Вблизи лицо профессора казалось старше. Глубоко запавшие глаза скользнули по Безайсу, как по вещи; профессор спрятал пенсне в карман и рассеянно смотрел куда-то через головы, в стену.
- Вы по каким учебникам готовились?
Сосед Безайса назвал несколько книг.
- Так. Что мы называем постоянным составом капитала?
Сердце Безайса заныло от зависти - это-то он знал хорошо. Его сосед, наморщив лоб, пристально смотрел на край стола и беззвучно шевелил губами, тогда, поймав на себе взгляд профессора, Безайс наклонился и отчетливо, с удовольствием выговаривая знакомые слова, сказал:
- Средства и орудия производства составляют постоянную часть капитала.
Профессор кивнул головой, и Безайс, переведя дыхание, продолжал:
- ...в отличие от рабочей силы, которая, создавая прибавочную стоимость, является переменным капиталом.
- Это вы знаете. А как вы определите капитал вообще?
Слова пришли как-то сами собой, без усилий:
- Это средства и орудия производства, находящиеся в частной собственности и дающие прибавочную стоимость.

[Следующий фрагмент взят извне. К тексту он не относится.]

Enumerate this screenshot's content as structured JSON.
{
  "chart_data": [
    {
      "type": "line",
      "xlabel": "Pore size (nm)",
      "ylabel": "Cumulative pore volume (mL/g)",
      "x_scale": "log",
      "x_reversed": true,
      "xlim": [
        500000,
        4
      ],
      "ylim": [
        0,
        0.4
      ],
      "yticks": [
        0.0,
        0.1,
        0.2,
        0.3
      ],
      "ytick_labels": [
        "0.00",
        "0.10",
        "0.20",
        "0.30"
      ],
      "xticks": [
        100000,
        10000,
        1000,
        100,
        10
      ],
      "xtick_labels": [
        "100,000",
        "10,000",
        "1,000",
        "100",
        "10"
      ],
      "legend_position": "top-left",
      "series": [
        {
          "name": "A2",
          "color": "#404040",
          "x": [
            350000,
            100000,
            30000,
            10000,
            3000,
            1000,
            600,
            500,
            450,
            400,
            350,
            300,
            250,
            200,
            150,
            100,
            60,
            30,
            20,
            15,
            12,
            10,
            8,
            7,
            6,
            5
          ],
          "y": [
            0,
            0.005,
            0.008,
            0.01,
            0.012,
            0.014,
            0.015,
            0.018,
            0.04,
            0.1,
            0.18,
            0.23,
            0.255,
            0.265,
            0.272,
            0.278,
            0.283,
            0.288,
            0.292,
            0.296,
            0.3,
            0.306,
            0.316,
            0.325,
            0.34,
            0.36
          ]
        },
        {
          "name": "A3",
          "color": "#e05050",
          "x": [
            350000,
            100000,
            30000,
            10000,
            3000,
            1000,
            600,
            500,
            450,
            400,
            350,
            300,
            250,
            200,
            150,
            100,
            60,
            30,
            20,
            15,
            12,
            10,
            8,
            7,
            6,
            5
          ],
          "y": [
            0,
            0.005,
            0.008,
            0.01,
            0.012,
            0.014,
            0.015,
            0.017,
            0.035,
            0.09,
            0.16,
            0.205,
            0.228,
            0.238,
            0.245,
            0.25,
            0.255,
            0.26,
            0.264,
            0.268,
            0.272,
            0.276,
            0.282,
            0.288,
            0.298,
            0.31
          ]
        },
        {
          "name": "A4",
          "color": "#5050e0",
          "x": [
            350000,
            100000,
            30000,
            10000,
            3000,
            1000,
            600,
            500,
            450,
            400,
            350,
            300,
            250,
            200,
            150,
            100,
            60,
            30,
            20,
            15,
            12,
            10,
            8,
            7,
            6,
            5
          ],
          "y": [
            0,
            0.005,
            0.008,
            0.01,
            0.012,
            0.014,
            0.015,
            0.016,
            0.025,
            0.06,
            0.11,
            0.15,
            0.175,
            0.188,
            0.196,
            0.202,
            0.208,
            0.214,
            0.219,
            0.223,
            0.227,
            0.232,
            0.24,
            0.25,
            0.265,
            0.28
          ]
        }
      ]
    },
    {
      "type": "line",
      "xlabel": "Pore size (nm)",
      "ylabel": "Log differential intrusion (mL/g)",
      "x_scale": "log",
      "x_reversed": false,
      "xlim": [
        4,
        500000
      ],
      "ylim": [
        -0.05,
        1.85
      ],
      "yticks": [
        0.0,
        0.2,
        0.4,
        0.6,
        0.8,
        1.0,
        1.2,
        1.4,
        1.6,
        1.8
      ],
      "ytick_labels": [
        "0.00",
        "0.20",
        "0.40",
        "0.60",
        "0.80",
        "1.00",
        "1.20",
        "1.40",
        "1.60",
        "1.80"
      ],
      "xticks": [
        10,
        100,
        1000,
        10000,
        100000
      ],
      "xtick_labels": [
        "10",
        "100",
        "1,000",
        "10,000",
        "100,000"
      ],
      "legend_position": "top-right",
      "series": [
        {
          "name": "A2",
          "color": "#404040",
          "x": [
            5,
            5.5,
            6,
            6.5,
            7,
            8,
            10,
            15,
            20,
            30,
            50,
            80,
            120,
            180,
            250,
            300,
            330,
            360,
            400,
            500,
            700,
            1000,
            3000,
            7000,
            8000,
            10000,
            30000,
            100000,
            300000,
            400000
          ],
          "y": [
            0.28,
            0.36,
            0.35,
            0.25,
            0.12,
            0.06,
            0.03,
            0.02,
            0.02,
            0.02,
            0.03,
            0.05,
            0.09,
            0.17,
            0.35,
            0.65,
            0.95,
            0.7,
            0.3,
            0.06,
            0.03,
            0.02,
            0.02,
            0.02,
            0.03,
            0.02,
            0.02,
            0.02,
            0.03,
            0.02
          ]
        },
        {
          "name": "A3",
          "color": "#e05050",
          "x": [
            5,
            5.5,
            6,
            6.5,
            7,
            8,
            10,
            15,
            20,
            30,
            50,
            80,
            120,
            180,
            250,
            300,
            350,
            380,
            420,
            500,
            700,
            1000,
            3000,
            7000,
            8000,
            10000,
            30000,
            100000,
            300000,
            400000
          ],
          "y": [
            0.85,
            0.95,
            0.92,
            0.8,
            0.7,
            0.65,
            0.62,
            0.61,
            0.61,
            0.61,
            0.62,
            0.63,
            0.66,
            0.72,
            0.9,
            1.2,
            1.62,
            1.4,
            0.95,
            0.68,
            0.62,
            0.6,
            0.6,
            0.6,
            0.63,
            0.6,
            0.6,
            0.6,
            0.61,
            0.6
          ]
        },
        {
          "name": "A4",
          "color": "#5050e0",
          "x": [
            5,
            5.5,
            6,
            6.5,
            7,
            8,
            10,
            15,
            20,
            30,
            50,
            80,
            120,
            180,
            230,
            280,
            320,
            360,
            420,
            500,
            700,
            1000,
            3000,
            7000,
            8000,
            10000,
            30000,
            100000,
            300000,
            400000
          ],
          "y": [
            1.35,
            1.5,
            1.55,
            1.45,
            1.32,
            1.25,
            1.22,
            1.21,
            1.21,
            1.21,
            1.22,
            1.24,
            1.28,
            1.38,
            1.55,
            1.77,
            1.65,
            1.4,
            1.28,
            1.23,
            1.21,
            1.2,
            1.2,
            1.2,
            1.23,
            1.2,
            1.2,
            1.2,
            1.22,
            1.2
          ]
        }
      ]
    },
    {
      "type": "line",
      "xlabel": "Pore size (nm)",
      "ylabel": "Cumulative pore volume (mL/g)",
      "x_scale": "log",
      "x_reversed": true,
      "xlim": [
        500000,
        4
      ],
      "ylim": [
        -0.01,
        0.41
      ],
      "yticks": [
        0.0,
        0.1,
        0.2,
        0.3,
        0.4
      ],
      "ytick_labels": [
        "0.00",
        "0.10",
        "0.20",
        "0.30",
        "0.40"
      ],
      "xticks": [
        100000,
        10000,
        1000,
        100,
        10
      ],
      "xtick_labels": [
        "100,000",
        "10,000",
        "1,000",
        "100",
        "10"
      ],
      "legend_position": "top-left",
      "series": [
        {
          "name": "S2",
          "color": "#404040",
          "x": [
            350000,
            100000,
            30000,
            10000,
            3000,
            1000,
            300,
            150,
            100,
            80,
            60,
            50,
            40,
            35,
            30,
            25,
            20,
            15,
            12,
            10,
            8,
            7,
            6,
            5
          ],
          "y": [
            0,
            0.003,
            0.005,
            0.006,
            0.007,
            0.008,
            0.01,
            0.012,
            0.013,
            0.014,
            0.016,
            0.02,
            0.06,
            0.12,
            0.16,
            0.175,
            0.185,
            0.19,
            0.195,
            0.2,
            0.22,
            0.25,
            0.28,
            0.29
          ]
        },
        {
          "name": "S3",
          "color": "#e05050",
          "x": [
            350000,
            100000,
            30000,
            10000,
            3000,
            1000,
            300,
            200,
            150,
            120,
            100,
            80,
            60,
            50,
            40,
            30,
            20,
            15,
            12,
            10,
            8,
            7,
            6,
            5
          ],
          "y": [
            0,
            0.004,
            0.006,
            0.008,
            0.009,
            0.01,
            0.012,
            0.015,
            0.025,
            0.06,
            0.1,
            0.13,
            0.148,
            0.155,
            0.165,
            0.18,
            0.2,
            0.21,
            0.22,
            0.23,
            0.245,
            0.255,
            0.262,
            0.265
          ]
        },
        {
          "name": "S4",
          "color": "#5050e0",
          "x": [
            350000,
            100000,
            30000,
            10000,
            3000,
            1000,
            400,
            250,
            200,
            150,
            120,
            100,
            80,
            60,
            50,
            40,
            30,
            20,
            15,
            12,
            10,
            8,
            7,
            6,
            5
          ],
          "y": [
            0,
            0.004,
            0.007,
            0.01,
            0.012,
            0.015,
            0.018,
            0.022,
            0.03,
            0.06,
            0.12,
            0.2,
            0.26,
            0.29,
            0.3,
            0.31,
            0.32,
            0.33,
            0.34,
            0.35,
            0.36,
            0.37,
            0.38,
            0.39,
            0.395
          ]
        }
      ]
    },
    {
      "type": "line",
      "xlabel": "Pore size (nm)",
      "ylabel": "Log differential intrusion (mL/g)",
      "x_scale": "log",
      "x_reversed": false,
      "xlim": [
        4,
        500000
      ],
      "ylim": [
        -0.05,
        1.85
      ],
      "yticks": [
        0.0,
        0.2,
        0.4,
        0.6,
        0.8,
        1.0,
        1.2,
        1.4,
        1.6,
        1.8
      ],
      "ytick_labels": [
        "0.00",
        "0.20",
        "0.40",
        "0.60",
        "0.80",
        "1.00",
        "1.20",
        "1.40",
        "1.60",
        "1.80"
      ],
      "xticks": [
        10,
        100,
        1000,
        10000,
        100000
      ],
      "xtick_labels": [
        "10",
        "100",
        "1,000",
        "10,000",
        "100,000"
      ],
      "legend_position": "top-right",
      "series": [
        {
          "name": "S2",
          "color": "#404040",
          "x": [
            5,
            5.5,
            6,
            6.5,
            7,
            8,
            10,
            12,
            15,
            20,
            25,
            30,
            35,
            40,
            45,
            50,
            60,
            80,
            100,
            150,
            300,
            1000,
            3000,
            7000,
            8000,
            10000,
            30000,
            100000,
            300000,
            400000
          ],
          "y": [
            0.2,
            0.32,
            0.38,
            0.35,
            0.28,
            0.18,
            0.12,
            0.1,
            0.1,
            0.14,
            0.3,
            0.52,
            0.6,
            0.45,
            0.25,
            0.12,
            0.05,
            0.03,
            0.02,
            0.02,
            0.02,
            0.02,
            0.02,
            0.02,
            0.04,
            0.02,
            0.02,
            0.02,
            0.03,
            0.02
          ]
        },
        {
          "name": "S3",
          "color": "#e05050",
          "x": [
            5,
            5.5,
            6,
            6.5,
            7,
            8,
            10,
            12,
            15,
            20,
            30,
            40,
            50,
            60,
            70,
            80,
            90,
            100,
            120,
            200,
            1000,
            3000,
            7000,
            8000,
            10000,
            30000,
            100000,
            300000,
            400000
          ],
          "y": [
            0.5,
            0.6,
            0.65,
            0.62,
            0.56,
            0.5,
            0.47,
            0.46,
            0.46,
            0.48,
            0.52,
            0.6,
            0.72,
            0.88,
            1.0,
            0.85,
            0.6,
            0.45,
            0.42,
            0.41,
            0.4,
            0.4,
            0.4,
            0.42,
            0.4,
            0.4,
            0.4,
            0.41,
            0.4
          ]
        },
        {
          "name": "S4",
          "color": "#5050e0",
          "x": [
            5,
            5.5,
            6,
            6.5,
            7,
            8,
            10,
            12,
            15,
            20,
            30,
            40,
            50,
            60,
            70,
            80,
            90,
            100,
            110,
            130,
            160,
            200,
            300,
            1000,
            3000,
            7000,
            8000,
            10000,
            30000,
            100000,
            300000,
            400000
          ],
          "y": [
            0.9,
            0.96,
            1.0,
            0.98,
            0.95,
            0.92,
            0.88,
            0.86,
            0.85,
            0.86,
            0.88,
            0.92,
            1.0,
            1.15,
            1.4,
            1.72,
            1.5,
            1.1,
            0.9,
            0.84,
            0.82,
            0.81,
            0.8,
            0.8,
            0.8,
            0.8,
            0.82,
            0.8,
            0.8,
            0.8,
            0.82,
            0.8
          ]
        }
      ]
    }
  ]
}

Над следующим вопросом - о прибавочной стоимости - он немного задумался, но ответил; потом подряд, не задумываясь, ответил еще на три вопроса. Он успокоился вполне, сел удобнее и кинул на профессора дружелюбный взгляд, чувствуя себя крупной дичью. Случайно, сквозь стеклянную дверь, он увидел вдруг чье-то взволнованное лицо и руки, махавшие ему с пламенным одобрением. Он вгляделся пристальнее и понял, что за дверью беснуется его неистовый друг Петр Михайлов, потрясая над головой "Политграмотой в вопросах и ответах". Сквозь толстую дверь не слышно было ничего, но Безайс знал, почти слышал его восторженный совет: "Держи хвост трубой!"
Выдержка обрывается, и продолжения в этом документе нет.